RALEIGH, N.C. (WNCN) – North Carolina lawmakers plan on revising a controversial bill that addresses concussion protocol for student athletes.

When it was filed, House Bill 116 allowed a parent to give their student-athlete clearance to return to play following a concussion. It contradicted the current state law, which says only a healthcare provider can allow a student-athlete to return to play after it’s believed the student-athlete suffers a concussion.

The provision allowing a parent to clear their student-athlete to return to play has raised concern with those in the medical community.
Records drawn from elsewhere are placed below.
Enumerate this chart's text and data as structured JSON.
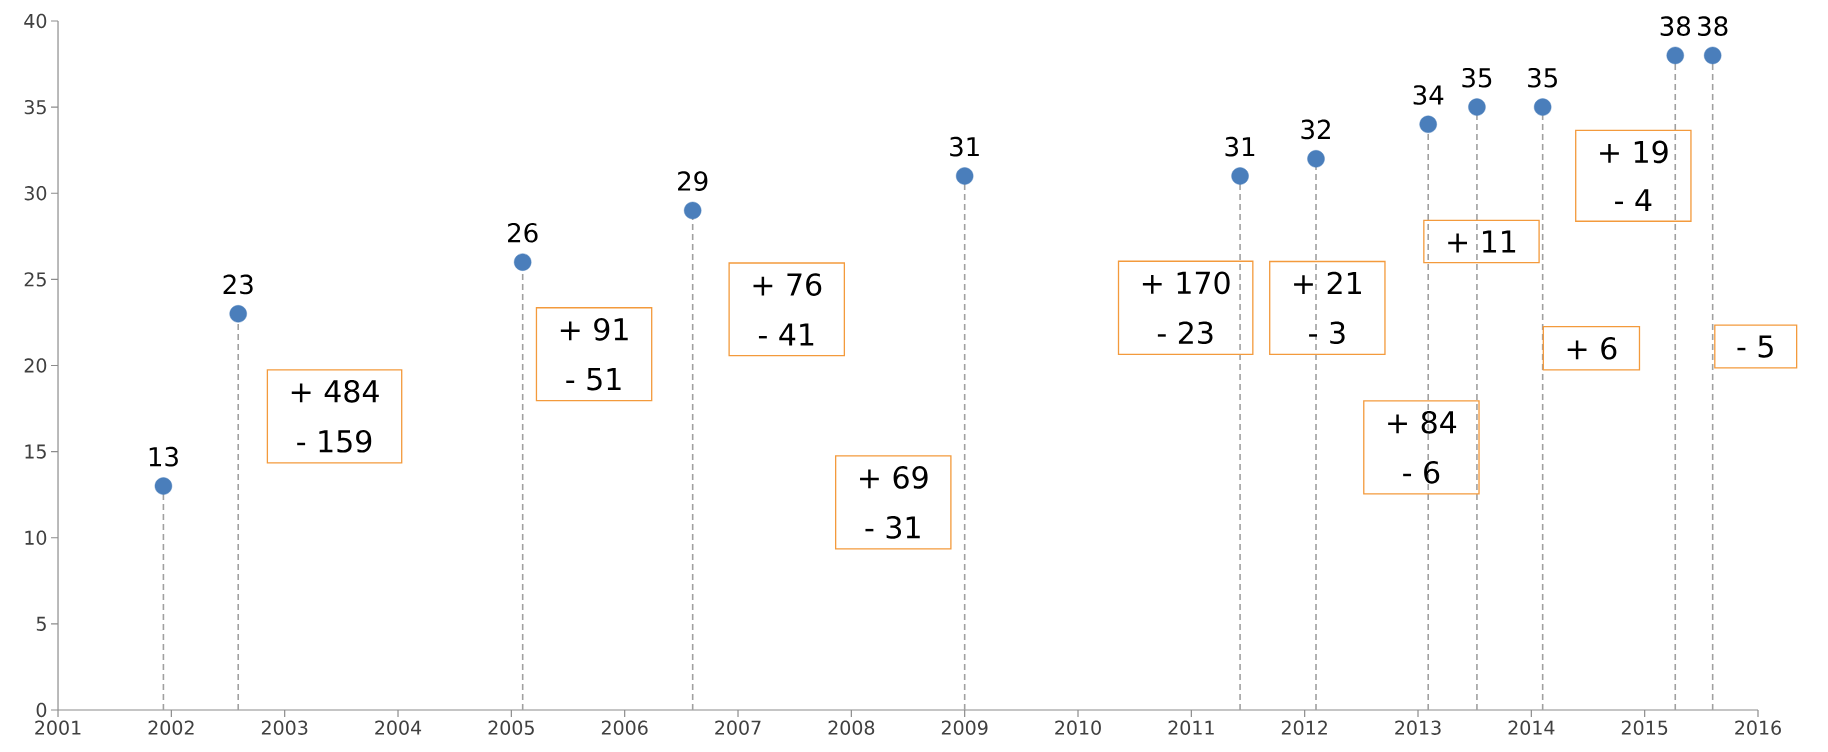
{
  "chart_data": {
    "type": "lollipop",
    "x": [
      2001.93,
      2002.59,
      2005.1,
      2006.6,
      2009.0,
      2011.43,
      2012.1,
      2013.09,
      2013.52,
      2014.1,
      2015.27,
      2015.6
    ],
    "values": [
      13,
      23,
      26,
      29,
      31,
      31,
      32,
      34,
      35,
      35,
      38,
      38
    ],
    "color": "#4a7ebb",
    "marker": "circle",
    "line_style": "dashed",
    "data_labels": true,
    "xlim": [
      2001,
      2016
    ],
    "ylim": [
      0,
      40
    ],
    "xticks": [
      2001,
      2002,
      2003,
      2004,
      2005,
      2006,
      2007,
      2008,
      2009,
      2010,
      2011,
      2012,
      2013,
      2014,
      2015,
      2016
    ],
    "yticks": [
      0,
      5,
      10,
      15,
      20,
      25,
      30,
      35,
      40
    ],
    "annotations": [
      "+ 484",
      "- 159",
      "+ 91",
      "- 51",
      "+ 76",
      "- 41",
      "+ 69",
      "- 31",
      "+ 170",
      "- 23",
      "+ 21",
      "- 3",
      "+ 84",
      "- 6",
      "+ 11",
      "+ 19",
      "- 4",
      "+ 6",
      "- 5"
    ]
  }
}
“With the parents, there’s that conflict of interest,” said Dr. Chad Greer with Raleigh Orthopaedic. “There are some parents who are going to be strictly by the books but then there are other parents who are going to feel the tug from their athletes saying, ‘Hey I really wanna play Friday night, can I skip steps 3 and 4 of the concussion protocol because otherwise I’m not going to be done on time?’ And so maybe they’ll fudge it a little bit and maybe that athlete gets back to play too soon.”
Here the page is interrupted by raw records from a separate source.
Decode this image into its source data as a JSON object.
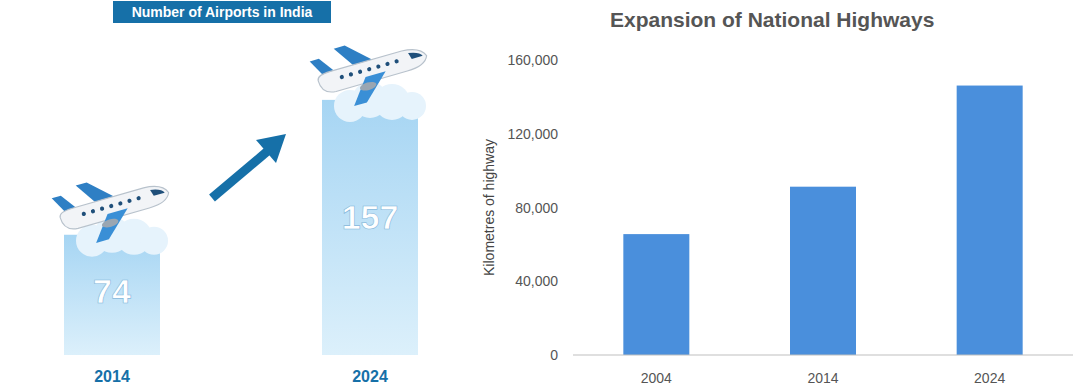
{
  "chart_data": [
    {
      "type": "bar",
      "title": "Number of Airports in India",
      "categories": [
        "2014",
        "2024"
      ],
      "values": [
        74,
        157
      ],
      "color": "#a6d5f3",
      "ylim": [
        0,
        160
      ],
      "data_labels": true,
      "tick_labels": "x"
    },
    {
      "type": "bar",
      "title": "Expansion of National Highways",
      "y_label": "Kilometres of highway",
      "categories": [
        "2004",
        "2014",
        "2024"
      ],
      "values": [
        65569,
        91287,
        146145
      ],
      "color": "#4a8fdc",
      "ylim": [
        0,
        160000
      ],
      "yticks": [
        0,
        {
          "value": 40000,
          "label": "40,000"
        },
        {
          "value": 80000,
          "label": "80,000"
        },
        {
          "value": 120000,
          "label": "120,000"
        },
        {
          "value": 160000,
          "label": "160,000"
        }
      ],
      "grid": false
    }
  ]
}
However, Rep. Greg Murphy (R-Pitt), one of the bill’s sponsors, says it was never his intention for the bill to include that provision and it will be removed.

“Parents should not be the ones to give neurologic clearance for a child to return to athletic activity,” said Murphy, who is also a doctor.

Murphy says the purpose of the bill is to require student athletes to be educated on concussions and other health-related issues, such as sudden cardiac arrest and heat-related illnesses.

“I think the educational component will be a very good point to let folks know the dangers of these issues so that people can recognize the dangers and, if God forbid if they were to occur, help address them,” said Murphy.

RELATED: Not all concussion monitors work effectively, researchers say

The education piece is something those who specialize in concussion research fully support.

“If an athlete really knows the symptoms and what could happen to them if they’re not totally honest, that makes the evaluation so much more accurate,” said Dr. Tracy Ray, a sports medicine physician with Duke Health.

House Bill 116 would also establish a database to track catastrophic injuries of student athletes. The bill is currently in committee and has not been introduced on the House or Senate floor yet.